Source: John Lukacs, Tocqueville: The European Revolution and Correspondence with Gobineau (New York: Doubleday, 1959), pp. 226-9.

Saint-Cyr, near Tours, 17 November 1853
I owe you a number of excuses, my dear friend, for not having written you immediately and for having left your last letter unanswered for ten or twelve days despite my best intentions. My first failure resulted from certain embarrassments caused in my mind by the reading of your book and by my confused sentiments of criticism and praise. My fortnightly silence was, moreover, a consequence of my obligation to read a number of books I had borrowed from the Paris libraries which had to be returned. And now the point. I shall proceed differently from others: I begin with the criticisms.

They relate directly to your principal idea. I must frankly tell you that you have not convinced me. Every one of my objections persists. You continually speak about races regenerating or degenerating, losing or acquiring through an infusion of new blood social capacities which they have not previously had. (I think these are your own words.) I must frankly say that, to me, this sort of predestination is a close relative of the purest materialism. And be assured that should the masses, whose reasoning always follows the most beaten tracks, accept your doctrines, it would lead them straight from races to individuals and from social capacities to all sorts of potentialities.

Whether the element of fatality should be introduced into the material order of things, or whether God willed to make different kinds of men so that He imposed special burdens of race on some, withholding from them a capacity for certain feelings, for certain thoughts, for certain habits, for certain qualities -- all this has nothing to do with my own concern with the practical consequences of these philosophical doctrines. The consequence of both theories is that of a vast limitation, if not a complete abolition, of human liberty. Thus I confess that after having read your book I remain, as before, opposed in the extreme to your doctrine. I believe that they are probably quite false; I know that they are certainly very pernicious. Surely among the different families which compose the human race there exist certain tendencies, certain proper aptitudes resulting from thousands of different causes. But that these tendencies, that these capacities should be insuperable has not only never been proved but no one will ever be able to prove it since to do so one would need to know not only the past but also the future. I am sure that Julius Caesar, had he had the time, would have willingly written a book to prove that the savages he had met in Britain did not belong to the same race as the Romans, and that the latter were destined thus by nature to rule the world while the former were destined to vegetate in one of its corners. If your doctrine were to relate merely to the externally recognizable differences of human families and through these enduring characteristics assign them to differences in creation, it would still be far from convincing to me but at least it would be less fantastic and easier to understand. But when one applies it within one of these great families, for example, within the white race, then the thread of reasoning becomes entangled and loses itself. What, in this whole world, is more difficult to find than the place, the time, and the composite elements that produced men who by now possess no visible traces of their mixed origins? Those events took place in remote and barbaric times, leaving us nothing but vague myths or written fragments.

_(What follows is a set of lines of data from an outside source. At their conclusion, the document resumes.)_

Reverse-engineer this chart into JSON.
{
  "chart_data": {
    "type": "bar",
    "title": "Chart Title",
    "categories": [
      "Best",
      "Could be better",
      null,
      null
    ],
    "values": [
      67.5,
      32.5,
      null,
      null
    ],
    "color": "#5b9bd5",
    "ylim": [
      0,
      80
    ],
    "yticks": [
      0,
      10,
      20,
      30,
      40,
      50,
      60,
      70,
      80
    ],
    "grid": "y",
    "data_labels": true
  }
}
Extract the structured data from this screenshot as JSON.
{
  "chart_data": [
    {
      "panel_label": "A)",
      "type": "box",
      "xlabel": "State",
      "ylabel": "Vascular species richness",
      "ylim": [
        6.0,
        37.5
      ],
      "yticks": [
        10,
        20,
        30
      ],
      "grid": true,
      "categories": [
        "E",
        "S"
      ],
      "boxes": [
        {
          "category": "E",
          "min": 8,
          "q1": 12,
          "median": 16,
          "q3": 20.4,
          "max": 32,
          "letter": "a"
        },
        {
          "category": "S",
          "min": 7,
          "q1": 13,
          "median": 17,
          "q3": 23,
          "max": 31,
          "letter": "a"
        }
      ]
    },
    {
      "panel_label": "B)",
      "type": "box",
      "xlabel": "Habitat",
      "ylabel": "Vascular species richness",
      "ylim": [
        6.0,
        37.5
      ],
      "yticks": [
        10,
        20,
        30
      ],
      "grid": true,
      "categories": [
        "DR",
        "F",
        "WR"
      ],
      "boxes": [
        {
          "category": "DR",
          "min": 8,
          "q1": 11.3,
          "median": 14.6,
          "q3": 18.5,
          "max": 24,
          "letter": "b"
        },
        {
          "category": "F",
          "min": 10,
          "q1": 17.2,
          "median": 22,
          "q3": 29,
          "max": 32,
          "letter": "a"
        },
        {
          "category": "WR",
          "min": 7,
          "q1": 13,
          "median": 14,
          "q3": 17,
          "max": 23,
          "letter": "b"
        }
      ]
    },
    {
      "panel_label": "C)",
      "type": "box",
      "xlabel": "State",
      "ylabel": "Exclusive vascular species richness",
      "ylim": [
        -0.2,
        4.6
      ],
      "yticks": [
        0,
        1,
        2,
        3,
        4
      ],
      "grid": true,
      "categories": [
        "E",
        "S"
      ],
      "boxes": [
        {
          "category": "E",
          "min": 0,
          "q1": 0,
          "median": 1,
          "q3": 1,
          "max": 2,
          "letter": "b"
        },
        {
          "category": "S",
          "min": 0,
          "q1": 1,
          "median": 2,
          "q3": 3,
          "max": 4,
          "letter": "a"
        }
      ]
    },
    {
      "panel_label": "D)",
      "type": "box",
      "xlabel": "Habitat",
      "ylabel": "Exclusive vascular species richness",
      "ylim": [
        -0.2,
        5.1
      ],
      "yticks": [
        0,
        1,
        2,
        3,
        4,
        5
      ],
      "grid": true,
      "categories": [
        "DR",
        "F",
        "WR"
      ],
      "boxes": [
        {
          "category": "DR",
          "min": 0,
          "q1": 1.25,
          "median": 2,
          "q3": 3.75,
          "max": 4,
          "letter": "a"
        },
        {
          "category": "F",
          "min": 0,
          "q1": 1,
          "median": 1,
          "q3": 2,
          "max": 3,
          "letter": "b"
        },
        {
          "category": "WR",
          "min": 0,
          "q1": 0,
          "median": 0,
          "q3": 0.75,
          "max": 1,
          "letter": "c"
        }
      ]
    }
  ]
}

Do you really believe that by tracing the destiny of peoples along these lines you can truly clarify history? And that our knowledge about humans becomes more certain as we abandon the practice followed since the beginning of time by the many great minds who have searched to find the cause of human events in the influence of certain men, of certain emotions, of certain thoughts, and of certain beliefs? If only your doctrine, without being better established than theirs, could serve mankind better! But evidently the contrary is true. What purpose does it serve to persuade lesser peoples living in abject conditions of barbarism or slavery that, such being their racial nature, they can do nothing to better themselves, to change their habits, or to ameliorate their status? Don't you see how inherent in your doctrine are all the evils produced by permanent inequality: pride, violence, the scorn of one's fellow men, tyranny and abjection in every one of their forms? How can you speak to me, my dear friend, about distinctions between the qualities that make moral truths operative and what you call social attitude? What difference is there between the two? After, for some time, one has observed the way in which public affairs are conducted, do you think one can avoid the impression that their effects are the results of the same causes which make for success in private life; that courage, energy, honesty, farsightedness, and common sense are the real reasons behind the prosperity of empires as well as behind the prosperity of private families; and that, in one word, the destiny of men, whether of individuals or of nations, depends on what they want to be?